Da area abbandonata e in preda al degrado a casa di 16 famiglie: l’ex distilleria è pronta a rinascere. Nella mattinata di ieri a Palazzo di Città si sono svolte le operazioni di scelta, da parte degli aventi diritto, sulla base di criteri già definiti, delle residenze per utenze sociali differenziate. L’iniziativa rientra nel programma innovativo e sperimentale in ambito urbano denominato Contratto di Quartiere II, in merito al quale è stata recentemente pubblicata la determinazione dirigenziale con cui l’ente ha proceduto all’assegnazione delle residenze ai legittimi destinatari iscritti nelle graduatorie definitive.

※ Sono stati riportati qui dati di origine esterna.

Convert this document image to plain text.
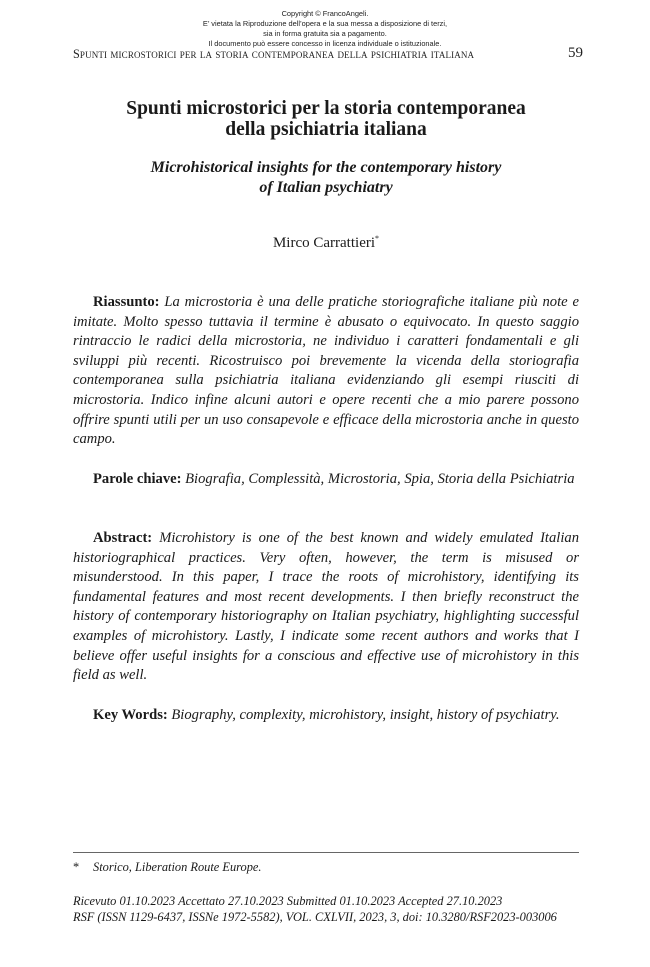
Copyright © FrancoAngeli.
E’ vietata la Riproduzione dell’opera e la sua messa a disposizione di terzi,
sia in forma gratuita sia a pagamento.
Il documento può essere concesso in licenza individuale o istituzionale.
Spunti microstorici per la storia contemporanea della psichiatria italiana	59
Spunti microstorici per la storia contemporanea
della psichiatria italiana
Microhistorical insights for the contemporary history
of Italian psychiatry
Mirco Carrattieri*
Riassunto: La microstoria è una delle pratiche storiografiche italiane più note e imitate. Molto spesso tuttavia il termine è abusato o equivocato. In questo saggio rintraccio le radici della microstoria, ne individuo i caratteri fondamentali e gli sviluppi più recenti. Ricostruisco poi brevemente la vicenda della storiografia contemporanea sulla psichiatria italiana evidenziando gli esempi riusciti di microstoria. Indico infine alcuni autori e opere recenti che a mio parere possono offrire spunti utili per un uso consapevole e efficace della microstoria anche in questo campo.
Parole chiave: Biografia, Complessità, Microstoria, Spia, Storia della Psichiatria
Abstract: Microhistory is one of the best known and widely emulated Italian historiographical practices. Very often, however, the term is misused or misunderstood. In this paper, I trace the roots of microhistory, identifying its fundamental features and most recent developments. I then briefly reconstruct the history of contemporary historiography on Italian psychiatry, highlighting successful examples of microhistory. Lastly, I indicate some recent authors and works that I believe offer useful insights for a conscious and effective use of microhistory in this field as well.
Key Words: Biography, complexity, microhistory, insight, history of psychiatry.
* Storico, Liberation Route Europe.
Ricevuto 01.10.2023 Accettato 27.10.2023 Submitted 01.10.2023 Accepted 27.10.2023
RSF (ISSN 1129-6437, ISSNe 1972-5582), VOL. CXLVII, 2023, 3, doi: 10.3280/RSF2023-003006
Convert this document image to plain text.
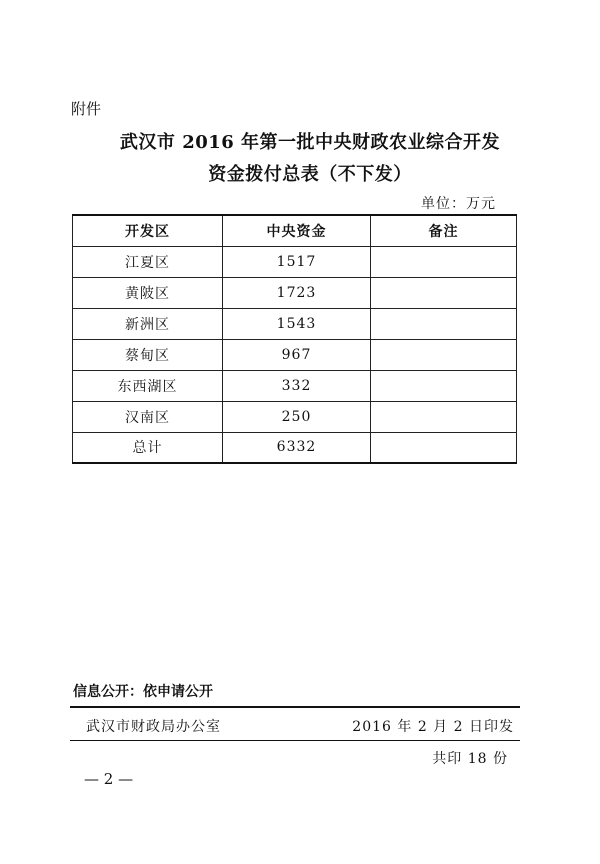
附件
武汉市 2016 年第一批中央财政农业综合开发
资金拨付总表（不下发）
单位：万元
开发区	中央资金	备注
江夏区	1517	
黄陂区	1723	
新洲区	1543	
蔡甸区	967	
东西湖区	332	
汉南区	250	
总计	6332	
信息公开：依申请公开
武汉市财政局办公室	2016 年 2 月 2 日印发
共印 18 份
— 2 —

Si tratta, in particolare, di 2 famiglie iscritte nella graduatoria speciale con componenti in condizioni di disabilità, 8 nuclei appartenenti alla graduatoria anziani e 6 alla graduatoria generale. Gli alloggi sono realizzati nel complesso ex distilleria (via Reichlin - via Marconi) sottoposto a vincolo dalla Soprintendenza, abbandonato, restaurato e reso funzionale alle esigenze abitative. Hanno superfici utili variabili dai 47 ai 58 metri quadri netti. Ciascun alloggio sarà dotato di cucina, soggiorno, stanza matrimoniale e bagno. I locali al piano terra sono, invece, destinati ad uso pubblico (saranno allestiti gli uffici demografici e l’ufficio elettorale, oltre a uno spazio per attività ludiche destinate ai residenti). Il costo del canone di locazione è stato determinato in base agli indirizzi fissati dalla delibera di giunta comunale n. 2 del 2025. Sostenuti costi di ristrutturazione per 3 milioni e 400 mila euro di provenienza statale/regionale cui va aggiunto un cofinanziamento comunale di 550 mila euro.

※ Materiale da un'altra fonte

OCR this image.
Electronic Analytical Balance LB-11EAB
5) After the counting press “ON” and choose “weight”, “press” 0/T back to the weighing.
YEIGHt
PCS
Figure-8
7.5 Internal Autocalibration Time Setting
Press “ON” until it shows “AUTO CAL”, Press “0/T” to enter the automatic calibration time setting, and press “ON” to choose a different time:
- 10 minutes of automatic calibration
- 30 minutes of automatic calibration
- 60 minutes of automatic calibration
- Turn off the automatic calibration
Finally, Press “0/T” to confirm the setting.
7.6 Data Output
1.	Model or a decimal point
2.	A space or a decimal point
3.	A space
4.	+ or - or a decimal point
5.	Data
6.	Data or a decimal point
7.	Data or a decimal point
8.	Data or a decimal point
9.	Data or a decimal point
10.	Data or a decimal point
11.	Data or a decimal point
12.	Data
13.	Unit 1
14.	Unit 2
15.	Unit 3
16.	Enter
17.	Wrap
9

Il percorso per arrivare al raggiungimento di questo risultato è stato lungo e tortuoso. Nel 2013 la Corte dei Conti aveva minacciato la revoca del finanziamento per «inerzia attuativa del programma». Si riuscì a scongiurare il rischio per poi arrivare alla manifestazione d’interesse per l’attuazione dell’opera, pubblicata nel 2021, e nel 2023 alla consegna del cantiere. L’intervento, come detto, ha portato al recupero e alla conversione di una struttura adibita a impianto di distilleria prima della sua chiusura (risalente all’inizio degli anni ottanta del secolo scorso) a cui seguì l’apposizione del vincolo della Sovrintendenza all’intera area ex distilleria e, nel 2004, l’acquisizione del bene al patrimonio comunale a coronamento dello spontaneo impegno di associazioni locali e semplici cittadini per salvaguardarlo. Ora quel lungo percorso è ad un passo dal compimento.

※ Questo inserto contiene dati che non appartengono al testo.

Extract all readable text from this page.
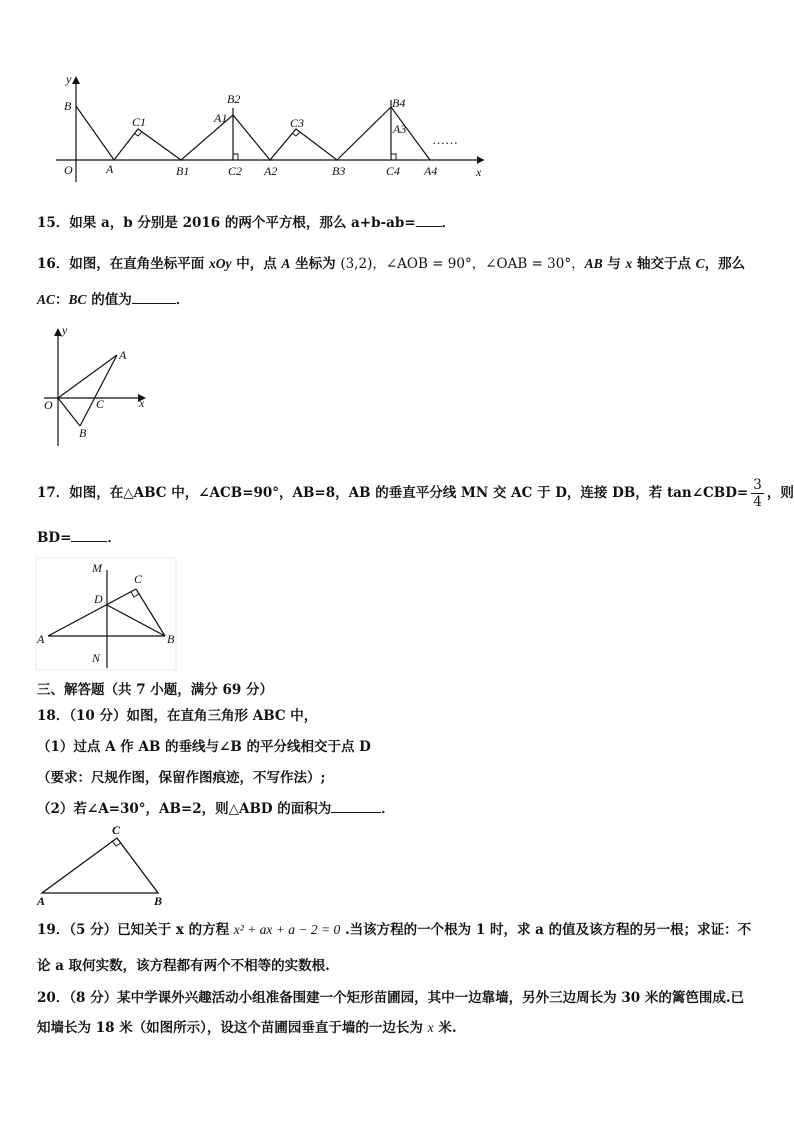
y
x
O
B
A
C1
B1
A1
B2
C2 A2
C3
B3	C4
A3
B4
A4
……
15．如果 a，b 分别是 2016 的两个平方根，那么 a+b-ab= ．
16．如图，在直角坐标平面 xOy 中，点 A 坐标为 (3,2)，∠AOB = 90°，∠OAB = 30°，AB 与 x 轴交于点 C，那么
AC：BC 的值为	．
y
x
O
A
B
C
17．如图，在△ABC 中，∠ACB=90°，AB=8，AB 的垂直平分线 MN 交 AC 于 D，连接 DB，若 tan∠CBD= $\frac{3}{4}$ ，则
BD=	．
M
C
D
A	B
N
三、解答题（共 7 小题，满分 69 分）
18．（10 分）如图，在直角三角形 ABC 中，
（1）过点 A 作 AB 的垂线与∠B 的平分线相交于点 D
（要求：尺规作图，保留作图痕迹，不写作法）;
（2）若∠A=30°，AB=2，则△ABD 的面积为	．
C
A	B
19．（5 分）已知关于 x 的方程 x² + ax + a − 2 = 0 .当该方程的一个根为 1 时，求 a 的值及该方程的另一根；求证：不
论 a 取何实数，该方程都有两个不相等的实数根.
20．（8 分）某中学课外兴趣活动小组准备围建一个矩形苗圃园，其中一边靠墙，另外三边周长为 30 米的篱笆围成.已
知墙长为 18 米（如图所示），设这个苗圃园垂直于墙的一边长为 x 米.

«Mi sono impegnato senza soste - ha dichiarato il sindaco Cosimo Cannito - per superare la vergogna dei ritardi, dell’ignavia amministrativa e delle sempre presenti difficoltà di ordine burocratico, progettuali ed autorizzative, e per evitare la perdita del finanziamento. Finalmente, con le operazioni odierne, si determina l’ultimo passaggio tecnico prima della consegna formale delle chiavi, prevista in tempi brevissimi, che permetterà alle famiglie di entrare finalmente nelle nuove abitazioni».
Le nuove utenze sociali differenziate sorgeranno in una zona nella quale sono in corso diversi cambiamenti. Sempre nell’ambito del contratto di Quartiere II, infatti, sono partiti i lavori per la realizzazione di un parcheggio interrato in via Vittorio Veneto. «Proprio in queste ore sono iniziati gli scavi per il parcheggio. Ciò che vorrei sottolineare - ha concluso il sindaco - è che chi abiterà qui non sarà isolato, ma vivrà in un contesto integrato con tanti servizi».